Monday, June 27, 2011

War Will Take Your Breath Away

"Lung ailments rise among Iraq, Afghan veterans; Scientists, officials debating extent of the problems" June 20, 2011|By James Dao, New York Times

NEW YORK — As a teenager in northern New York, Gary Durham ran cross-country and hiked the Adirondacks’ high peaks. In Army basic training, he did 2-mile runs in less than 13 minutes. But after a yearlong deployment to Iraq with the 101st Airborne Division in 2003, he said he started gasping for air while just mowing the lawn.

Emerging research indicates Durham is among tens of thousands of US service members who are reporting respiratory problems such as coughing, wheezing, or chest pains that started during deployment and continued after they returned home....

On one side are scientists, many working for the government, who say that a large number of returning troops have serious and potentially lifelong ailments. They point to an array of respiratory hazards in Iraq and Afghanistan — including powerful dust storms, fine dust laced with toxins, and “burn pits’’ used to incinerate garbage at military bases — as potential culprits.  

See: Poisonous War Profiteers

Those scientists also question whether the government has acted swiftly enough to study the effects of prolonged exposure to dust, allergens, and pollution in Iraq and Afghanistan, and whether it is properly compensating those who may have service-connected lung ailments.

“I’m concerned that this exposure is not getting the serious review it needs,’’ said Captain Mark Lyles, chairman of medical sciences and biotechnology at the Center for Naval Warfare Studies in Newport, R.I., who has studied dust from Iraq and Afghanistan.

On the other side of the debate are officials with the Pentagon and the Department of Veterans Affairs who assert that research remains inconclusive. They acknowledge that some troops are returning with respiratory symptoms but say those problems vary widely depending on genetic background or location of deployment and are usually temporary....  

It's the same with every f***ing war; they poison the troops and then deny it along with their health care.

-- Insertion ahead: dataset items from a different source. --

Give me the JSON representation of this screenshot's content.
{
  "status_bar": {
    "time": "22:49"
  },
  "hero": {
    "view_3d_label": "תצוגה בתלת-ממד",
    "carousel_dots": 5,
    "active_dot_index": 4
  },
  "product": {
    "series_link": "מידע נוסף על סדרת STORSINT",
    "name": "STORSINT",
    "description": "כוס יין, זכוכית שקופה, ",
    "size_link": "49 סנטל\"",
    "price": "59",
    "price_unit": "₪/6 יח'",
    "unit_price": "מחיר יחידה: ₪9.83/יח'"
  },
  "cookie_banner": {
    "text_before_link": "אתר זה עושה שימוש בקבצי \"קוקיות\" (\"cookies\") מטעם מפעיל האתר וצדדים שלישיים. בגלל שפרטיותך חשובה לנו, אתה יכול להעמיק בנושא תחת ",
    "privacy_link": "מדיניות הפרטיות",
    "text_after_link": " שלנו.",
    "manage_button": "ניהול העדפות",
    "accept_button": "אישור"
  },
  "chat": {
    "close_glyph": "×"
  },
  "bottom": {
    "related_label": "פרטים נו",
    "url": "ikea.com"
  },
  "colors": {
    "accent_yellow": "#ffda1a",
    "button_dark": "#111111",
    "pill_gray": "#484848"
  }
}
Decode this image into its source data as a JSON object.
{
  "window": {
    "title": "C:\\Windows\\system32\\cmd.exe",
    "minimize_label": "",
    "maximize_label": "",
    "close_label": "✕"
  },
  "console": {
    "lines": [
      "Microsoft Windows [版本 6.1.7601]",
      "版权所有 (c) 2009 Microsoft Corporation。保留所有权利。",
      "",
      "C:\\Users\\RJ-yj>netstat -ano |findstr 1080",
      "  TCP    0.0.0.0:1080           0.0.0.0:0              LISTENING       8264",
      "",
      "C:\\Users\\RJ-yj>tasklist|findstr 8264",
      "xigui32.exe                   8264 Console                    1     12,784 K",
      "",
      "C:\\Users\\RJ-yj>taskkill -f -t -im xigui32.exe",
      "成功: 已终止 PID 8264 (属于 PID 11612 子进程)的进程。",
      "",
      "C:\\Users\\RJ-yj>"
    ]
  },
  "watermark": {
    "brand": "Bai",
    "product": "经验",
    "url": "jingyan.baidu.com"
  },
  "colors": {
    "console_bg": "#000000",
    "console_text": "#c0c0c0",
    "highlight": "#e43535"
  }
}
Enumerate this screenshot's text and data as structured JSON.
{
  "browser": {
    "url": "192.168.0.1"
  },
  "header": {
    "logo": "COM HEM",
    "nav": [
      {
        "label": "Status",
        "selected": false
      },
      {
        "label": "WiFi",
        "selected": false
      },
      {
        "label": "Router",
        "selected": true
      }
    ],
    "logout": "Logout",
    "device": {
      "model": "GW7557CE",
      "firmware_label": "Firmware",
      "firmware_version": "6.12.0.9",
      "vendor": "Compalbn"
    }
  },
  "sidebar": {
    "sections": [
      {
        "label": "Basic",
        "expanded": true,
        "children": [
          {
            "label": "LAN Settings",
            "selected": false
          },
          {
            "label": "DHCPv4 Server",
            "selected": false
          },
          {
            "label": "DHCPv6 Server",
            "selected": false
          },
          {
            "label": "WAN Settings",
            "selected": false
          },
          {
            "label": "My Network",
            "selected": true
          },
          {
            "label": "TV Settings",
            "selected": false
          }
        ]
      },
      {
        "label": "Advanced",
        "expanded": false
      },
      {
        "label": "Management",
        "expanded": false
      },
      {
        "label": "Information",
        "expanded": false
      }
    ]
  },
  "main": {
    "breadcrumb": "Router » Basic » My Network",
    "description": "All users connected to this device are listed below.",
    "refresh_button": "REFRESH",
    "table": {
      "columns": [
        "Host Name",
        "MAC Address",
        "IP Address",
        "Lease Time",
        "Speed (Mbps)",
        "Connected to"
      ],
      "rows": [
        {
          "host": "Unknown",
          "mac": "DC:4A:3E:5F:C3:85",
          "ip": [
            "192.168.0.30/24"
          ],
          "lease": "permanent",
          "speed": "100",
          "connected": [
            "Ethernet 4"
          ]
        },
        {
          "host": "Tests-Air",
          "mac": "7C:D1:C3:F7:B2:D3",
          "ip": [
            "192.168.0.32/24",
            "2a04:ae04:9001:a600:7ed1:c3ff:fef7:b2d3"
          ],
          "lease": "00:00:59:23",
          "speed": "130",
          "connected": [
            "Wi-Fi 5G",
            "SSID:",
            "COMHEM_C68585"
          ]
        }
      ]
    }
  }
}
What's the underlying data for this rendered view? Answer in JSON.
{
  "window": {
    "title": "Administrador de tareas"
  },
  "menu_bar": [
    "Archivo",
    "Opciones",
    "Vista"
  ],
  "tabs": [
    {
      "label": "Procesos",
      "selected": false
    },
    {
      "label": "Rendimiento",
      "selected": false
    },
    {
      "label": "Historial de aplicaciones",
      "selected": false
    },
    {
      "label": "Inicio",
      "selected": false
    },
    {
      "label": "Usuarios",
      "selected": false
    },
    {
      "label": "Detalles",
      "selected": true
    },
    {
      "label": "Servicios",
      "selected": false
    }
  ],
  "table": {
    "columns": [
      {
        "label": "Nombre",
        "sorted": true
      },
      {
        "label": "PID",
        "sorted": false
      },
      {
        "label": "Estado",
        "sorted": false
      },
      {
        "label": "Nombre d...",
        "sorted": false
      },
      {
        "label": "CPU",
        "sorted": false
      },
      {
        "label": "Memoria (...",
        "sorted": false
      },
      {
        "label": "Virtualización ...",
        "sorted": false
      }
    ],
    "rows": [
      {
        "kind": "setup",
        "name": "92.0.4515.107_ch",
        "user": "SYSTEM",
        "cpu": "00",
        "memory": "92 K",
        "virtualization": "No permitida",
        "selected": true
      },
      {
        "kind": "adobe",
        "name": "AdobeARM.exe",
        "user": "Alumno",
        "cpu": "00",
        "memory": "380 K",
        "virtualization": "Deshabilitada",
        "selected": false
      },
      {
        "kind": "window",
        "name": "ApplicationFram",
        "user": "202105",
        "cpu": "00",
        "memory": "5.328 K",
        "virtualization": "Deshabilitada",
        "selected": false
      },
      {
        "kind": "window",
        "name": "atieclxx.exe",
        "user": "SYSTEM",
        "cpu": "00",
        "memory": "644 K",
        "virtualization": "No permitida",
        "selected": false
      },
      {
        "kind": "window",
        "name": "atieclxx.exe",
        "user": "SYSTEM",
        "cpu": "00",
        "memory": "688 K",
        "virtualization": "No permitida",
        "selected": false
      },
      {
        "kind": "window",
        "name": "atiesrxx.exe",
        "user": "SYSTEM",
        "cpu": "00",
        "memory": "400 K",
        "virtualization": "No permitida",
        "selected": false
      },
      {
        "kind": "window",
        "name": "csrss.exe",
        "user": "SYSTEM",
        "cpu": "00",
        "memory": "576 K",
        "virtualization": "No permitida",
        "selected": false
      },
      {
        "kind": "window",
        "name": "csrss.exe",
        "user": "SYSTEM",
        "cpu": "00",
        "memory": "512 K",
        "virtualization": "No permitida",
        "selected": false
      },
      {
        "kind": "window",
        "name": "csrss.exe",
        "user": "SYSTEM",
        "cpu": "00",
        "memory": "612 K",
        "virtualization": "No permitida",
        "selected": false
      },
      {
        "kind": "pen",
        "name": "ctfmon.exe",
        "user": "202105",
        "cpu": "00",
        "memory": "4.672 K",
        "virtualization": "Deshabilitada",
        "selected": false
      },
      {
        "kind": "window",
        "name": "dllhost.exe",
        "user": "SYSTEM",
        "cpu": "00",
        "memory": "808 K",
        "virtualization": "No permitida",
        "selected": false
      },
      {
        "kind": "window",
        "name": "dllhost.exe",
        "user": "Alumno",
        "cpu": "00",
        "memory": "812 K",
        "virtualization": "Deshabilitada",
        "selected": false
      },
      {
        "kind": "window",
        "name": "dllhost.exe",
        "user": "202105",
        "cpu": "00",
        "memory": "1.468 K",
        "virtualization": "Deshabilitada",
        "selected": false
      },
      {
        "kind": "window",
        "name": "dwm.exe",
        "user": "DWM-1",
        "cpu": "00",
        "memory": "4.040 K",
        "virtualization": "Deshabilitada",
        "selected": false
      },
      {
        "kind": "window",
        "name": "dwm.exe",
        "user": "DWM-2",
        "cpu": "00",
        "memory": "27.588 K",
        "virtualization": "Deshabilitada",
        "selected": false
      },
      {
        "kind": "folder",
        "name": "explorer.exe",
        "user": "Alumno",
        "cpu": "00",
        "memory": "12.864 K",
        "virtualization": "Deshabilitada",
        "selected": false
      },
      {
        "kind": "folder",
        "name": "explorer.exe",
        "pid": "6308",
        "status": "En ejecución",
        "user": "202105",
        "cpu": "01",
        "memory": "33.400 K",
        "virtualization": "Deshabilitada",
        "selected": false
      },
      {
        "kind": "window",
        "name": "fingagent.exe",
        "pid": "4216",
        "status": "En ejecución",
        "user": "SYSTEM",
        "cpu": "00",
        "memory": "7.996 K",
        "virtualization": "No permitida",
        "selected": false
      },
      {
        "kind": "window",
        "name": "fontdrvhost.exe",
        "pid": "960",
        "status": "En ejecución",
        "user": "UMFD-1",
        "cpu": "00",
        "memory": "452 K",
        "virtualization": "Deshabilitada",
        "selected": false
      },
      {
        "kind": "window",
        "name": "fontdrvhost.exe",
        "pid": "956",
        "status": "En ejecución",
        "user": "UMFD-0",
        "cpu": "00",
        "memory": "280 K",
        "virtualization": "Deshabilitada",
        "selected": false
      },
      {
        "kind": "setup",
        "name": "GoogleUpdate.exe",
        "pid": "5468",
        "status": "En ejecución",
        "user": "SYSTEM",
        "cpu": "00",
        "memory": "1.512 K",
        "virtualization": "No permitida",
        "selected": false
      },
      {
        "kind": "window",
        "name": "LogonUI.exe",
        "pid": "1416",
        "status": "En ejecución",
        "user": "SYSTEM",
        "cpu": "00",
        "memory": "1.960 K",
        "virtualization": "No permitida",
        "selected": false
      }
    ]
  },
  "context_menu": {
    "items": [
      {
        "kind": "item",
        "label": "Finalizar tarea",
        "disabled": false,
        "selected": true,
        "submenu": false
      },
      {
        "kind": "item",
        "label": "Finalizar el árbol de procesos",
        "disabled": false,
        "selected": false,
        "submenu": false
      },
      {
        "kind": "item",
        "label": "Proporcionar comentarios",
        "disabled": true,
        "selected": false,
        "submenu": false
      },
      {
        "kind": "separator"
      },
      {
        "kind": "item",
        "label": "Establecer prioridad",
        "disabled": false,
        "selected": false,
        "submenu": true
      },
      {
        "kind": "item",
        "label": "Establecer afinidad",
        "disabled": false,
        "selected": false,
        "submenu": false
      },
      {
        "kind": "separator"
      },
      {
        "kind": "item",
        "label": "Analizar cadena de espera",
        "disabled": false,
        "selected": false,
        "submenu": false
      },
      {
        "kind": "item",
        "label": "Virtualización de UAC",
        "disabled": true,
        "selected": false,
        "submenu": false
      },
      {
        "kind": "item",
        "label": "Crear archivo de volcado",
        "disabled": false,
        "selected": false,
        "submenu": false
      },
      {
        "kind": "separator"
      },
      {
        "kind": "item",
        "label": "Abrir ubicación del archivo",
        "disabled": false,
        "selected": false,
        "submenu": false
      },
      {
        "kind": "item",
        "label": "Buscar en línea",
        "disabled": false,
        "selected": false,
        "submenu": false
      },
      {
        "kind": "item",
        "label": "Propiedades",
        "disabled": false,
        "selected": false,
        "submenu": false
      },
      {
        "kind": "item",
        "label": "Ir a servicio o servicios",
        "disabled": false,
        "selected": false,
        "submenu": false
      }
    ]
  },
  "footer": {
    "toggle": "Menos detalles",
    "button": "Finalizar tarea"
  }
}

When Durham returned in 2004, he was coughing up phlegm daily. Running became impossible. Yet lung tests showed nothing wrong. Before he was medically discharged as a sergeant in 2005, an Army doctor suggested his problem might be psychological, records show....

Un-flipping-real! 

It's the DEPLETED URANIUM SYNDROME all over again!

Respiratory problems among returning troops have been the subject of Senate hearings and Pentagon studies that have focused heavily on the burn pits found at scores of bases across Iraq and Afghanistan.

Imagine what those fires did to the indigenous population.

But a growing number of researchers say the problem is probably more complex than those fires.